The Man Who Died Because He Said No
Hur was Miriam's son, the grandson of Caleb, and he had been left in charge alongside Aaron while Moses was on the mountain. When the crowd gathered and demanded the idol, Hur stood against them. He refused them and rebuked them. The tradition records that the people killed him for it. They killed him before they went to Aaron, and Aaron knew that if he refused as Hur had refused, his own life would end the same way. Betzalel, who would later build the entire Tabernacle from gold and silver and acacia wood, was Hur's grandson. God gave him the commission for the Tabernacle, the traditions say, specifically as a compensation for Hur's death. The master craftsman who built the holy dwelling was connected by blood to the man who had died trying to prevent the unholy one.
Forty Days While Moses Argued in Heaven
When Moses came down from the mountain and saw the calf and the dancing, he threw the tablets and shattered them. The tradition says the ocean itself threatened to burst its boundaries when the tablets broke, because the Torah is what holds the world's structure in place, and its desecration shook the foundations. Moses ground the calf to powder, mixed it with water, and made the people drink it. Then he went back up the mountain and stayed there for forty days, from the eighteenth of Tammuz to the twenty-eighth of Av, arguing with God against the annihilation of Israel.
None of his arguments worked at first.

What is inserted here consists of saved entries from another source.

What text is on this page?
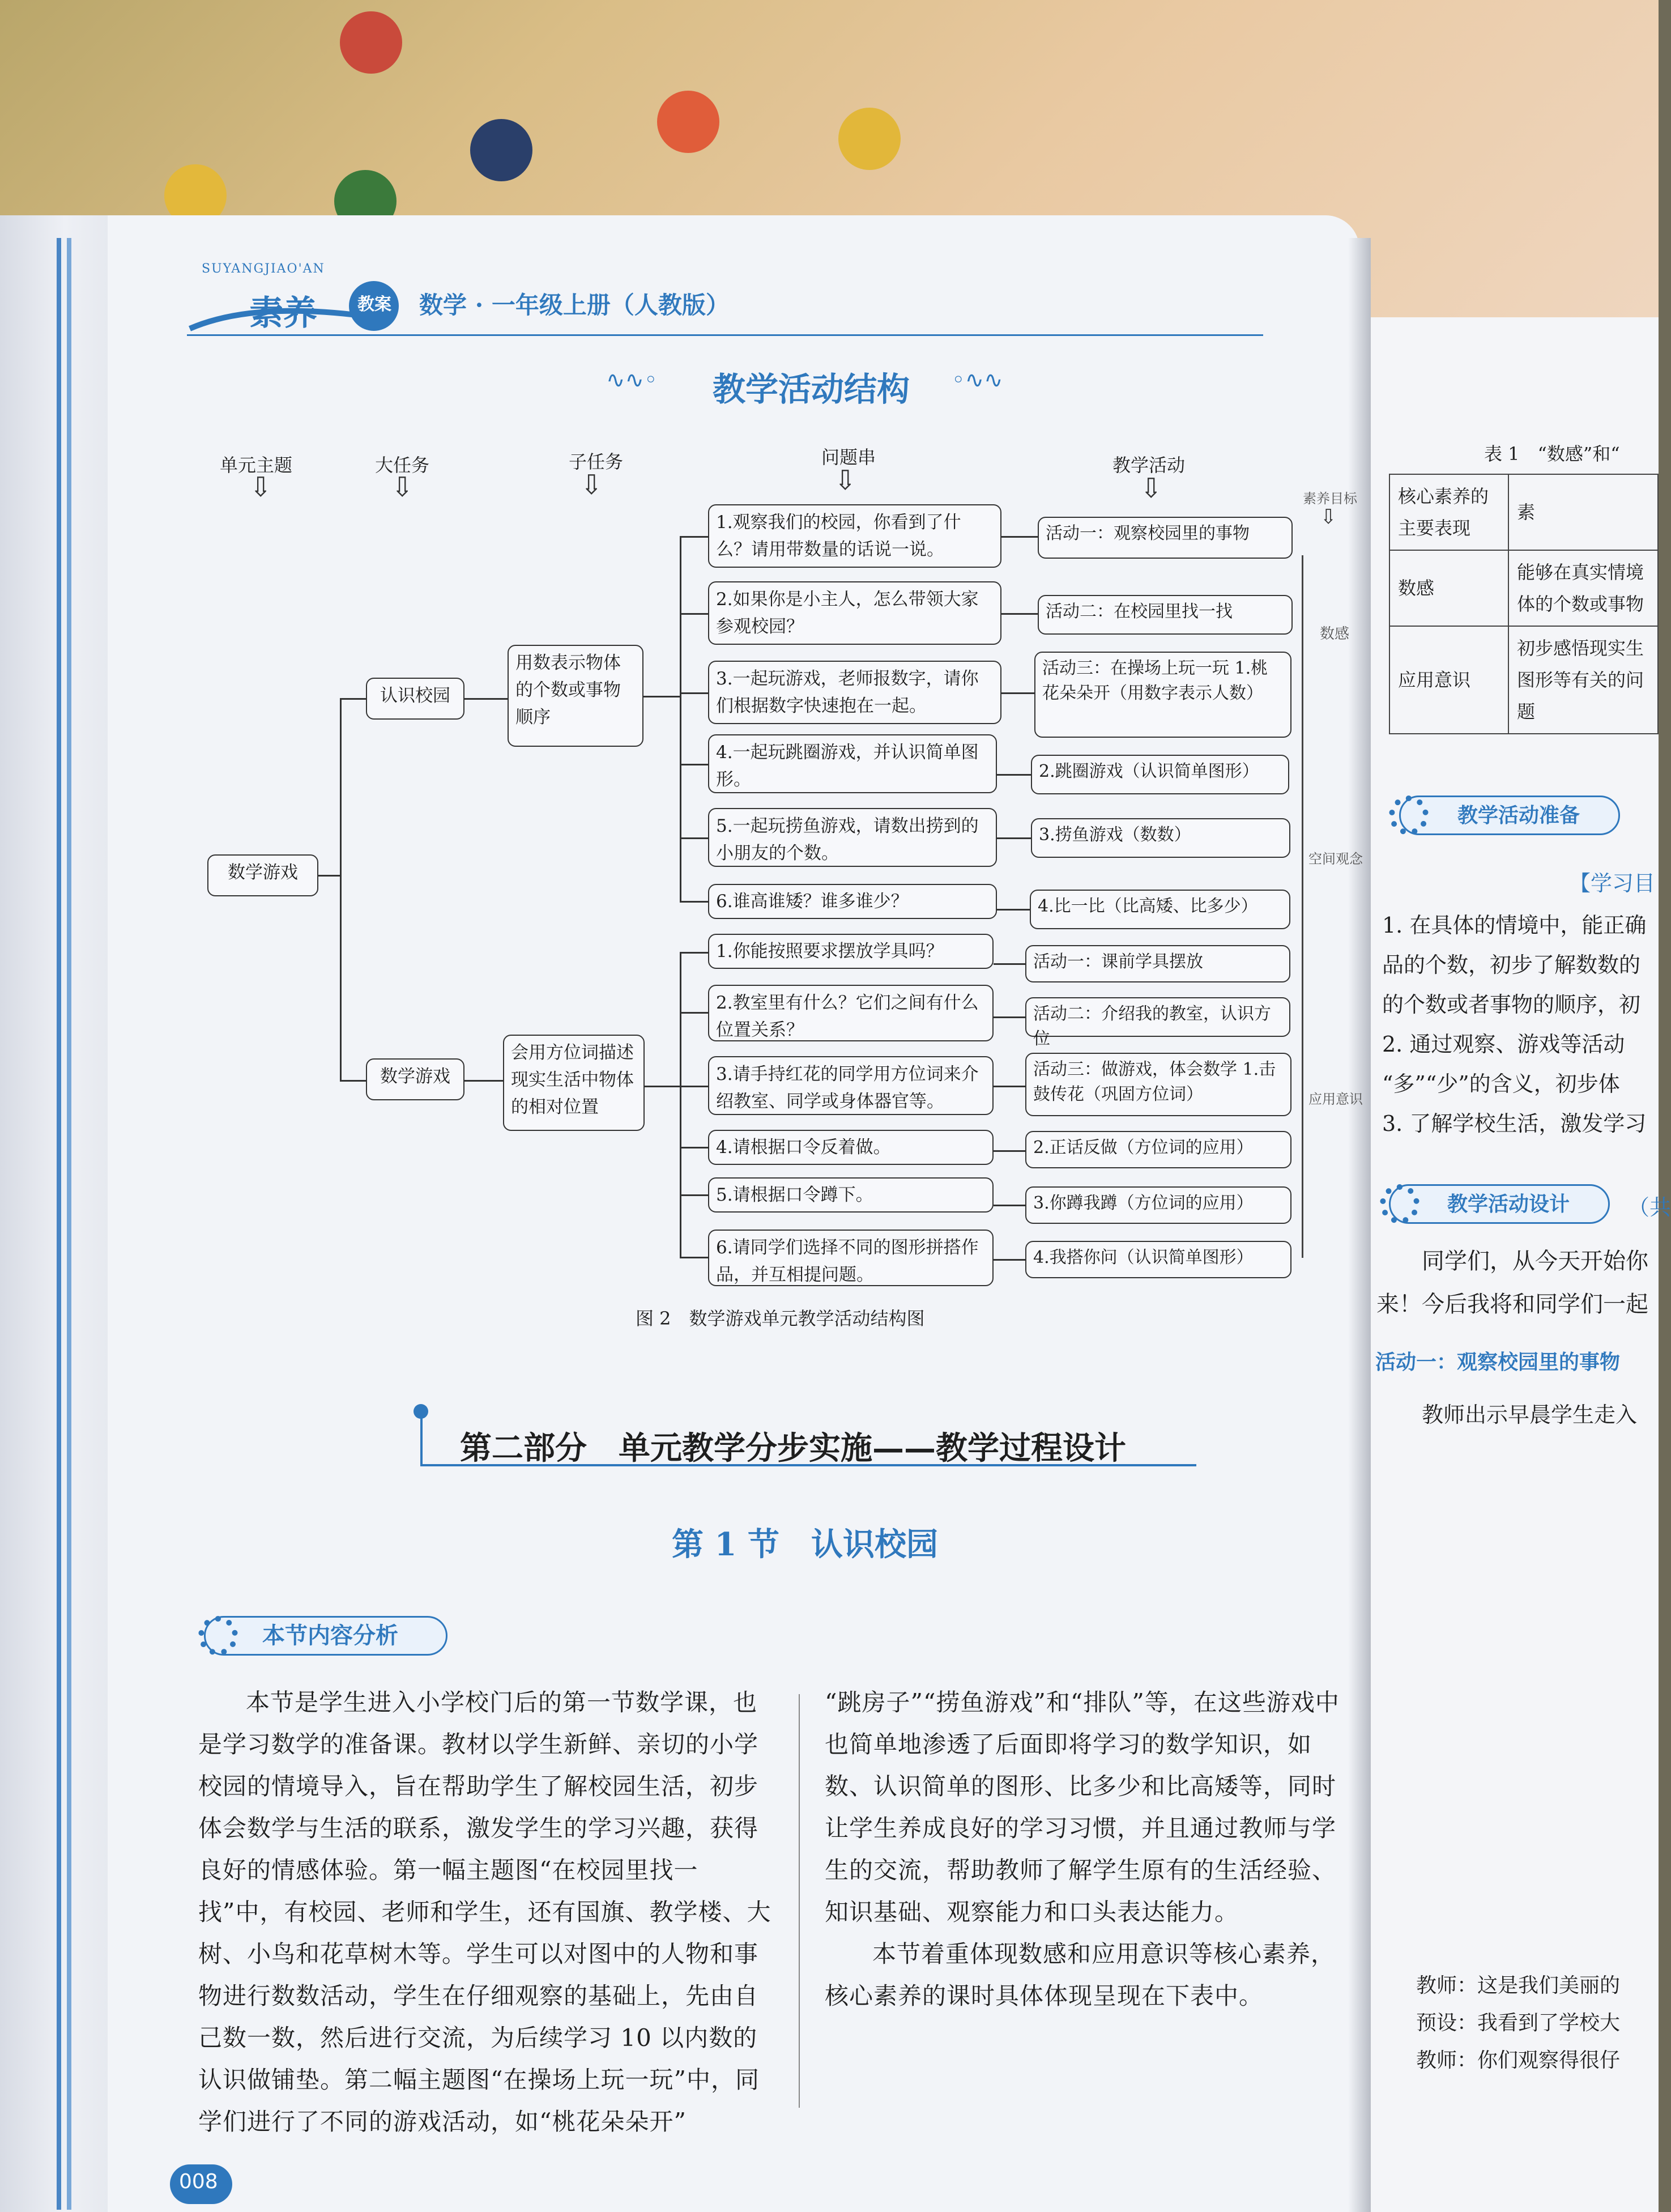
SUYANGJIAO'AN
素养	教案	数学 · 一年级上册（人教版）
∿∿◦ 教学活动结构 ◦∿∿
单元主题	大任务	子任务	问题串	教学活动
⇩	⇩	⇩	⇩	⇩
数学游戏
认识校园
数学游戏
用数表示物体的个数或事物顺序
会用方位词描述现实生活中物体的相对位置
1.观察我们的校园，你看到了什么？请用带数量的话说一说。
2.如果你是小主人，怎么带领大家参观校园？
3.一起玩游戏，老师报数字，请你们根据数字快速抱在一起。
4.一起玩跳圈游戏，并认识简单图形。
5.一起玩捞鱼游戏，请数出捞到的小朋友的个数。
6.谁高谁矮？谁多谁少？
1.你能按照要求摆放学具吗？
2.教室里有什么？它们之间有什么位置关系？
3.请手持红花的同学用方位词来介绍教室、同学或身体器官等。
4.请根据口令反着做。
5.请根据口令蹲下。
6.请同学们选择不同的图形拼搭作品，并互相提问题。
活动一：观察校园里的事物
活动二：在校园里找一找
活动三：在操场上玩一玩 1.桃花朵朵开（用数字表示人数）
2.跳圈游戏（认识简单图形）
3.捞鱼游戏（数数）
4.比一比（比高矮、比多少）
活动一：课前学具摆放
活动二：介绍我的教室，认识方位
活动三：做游戏，体会数学 1.击鼓传花（巩固方位词）
2.正话反做（方位词的应用）
3.你蹲我蹲（方位词的应用）
4.我搭你问（认识简单图形）
素养目标
⇩
数感
空间观念
应用意识
图 2　数学游戏单元教学活动结构图
第二部分　单元教学分步实施——教学过程设计
第 1 节　认识校园
本节内容分析
本节是学生进入小学校门后的第一节数学课，也是学习数学的准备课。教材以学生新鲜、亲切的小学校园的情境导入，旨在帮助学生了解校园生活，初步体会数学与生活的联系，激发学生的学习兴趣，获得良好的情感体验。第一幅主题图“在校园里找一找”中，有校园、老师和学生，还有国旗、教学楼、大树、小鸟和花草树木等。学生可以对图中的人物和事物进行数数活动，学生在仔细观察的基础上，先由自己数一数，然后进行交流，为后续学习 10 以内数的认识做铺垫。第二幅主题图“在操场上玩一玩”中，同学们进行了不同的游戏活动，如“桃花朵朵开”
“跳房子”“捞鱼游戏”和“排队”等，在这些游戏中也简单地渗透了后面即将学习的数学知识，如数、认识简单的图形、比多少和比高矮等，同时让学生养成良好的学习习惯，并且通过教师与学生的交流，帮助教师了解学生原有的生活经验、知识基础、观察能力和口头表达能力。
本节着重体现数感和应用意识等核心素养，核心素养的课时具体体现呈现在下表中。
008
表 1　“数感”和“
核心素养的主要表现	素
数感	能够在真实情境体的个数或事物
应用意识	初步感悟现实生图形等有关的问题
教学活动准备
【学习目
1. 在具体的情境中，能正确
品的个数，初步了解数数的
的个数或者事物的顺序，初
2. 通过观察、游戏等活动
“多”“少”的含义，初步体
3. 了解学校生活，激发学习
教学活动设计	（共
同学们，从今天开始你
来！今后我将和同学们一起
活动一：观察校园里的事物
教师出示早晨学生走入
教师：这是我们美丽的
预设：我看到了学校大
教师：你们观察得很仔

Not the argument from the Patriarchs. Not the argument from Egypt's mockery if the people were destroyed in the wilderness. Not any of the appeals he tried during the first three weeks. Then he invoked the merit of Abraham, Isaac, and Jacob specifically, naming the promises God had made to each of them, and something shifted. God relented. The people were forgiven, collectively, though the punishment remained in the accounting, to be spread across future generations whenever God visited their transgressions. Aaron was forgiven too. He was appointed high priest. The altar was built. And when he approached it for the first time, the calf was waiting for him at the corner, and Moses told him not to be afraid.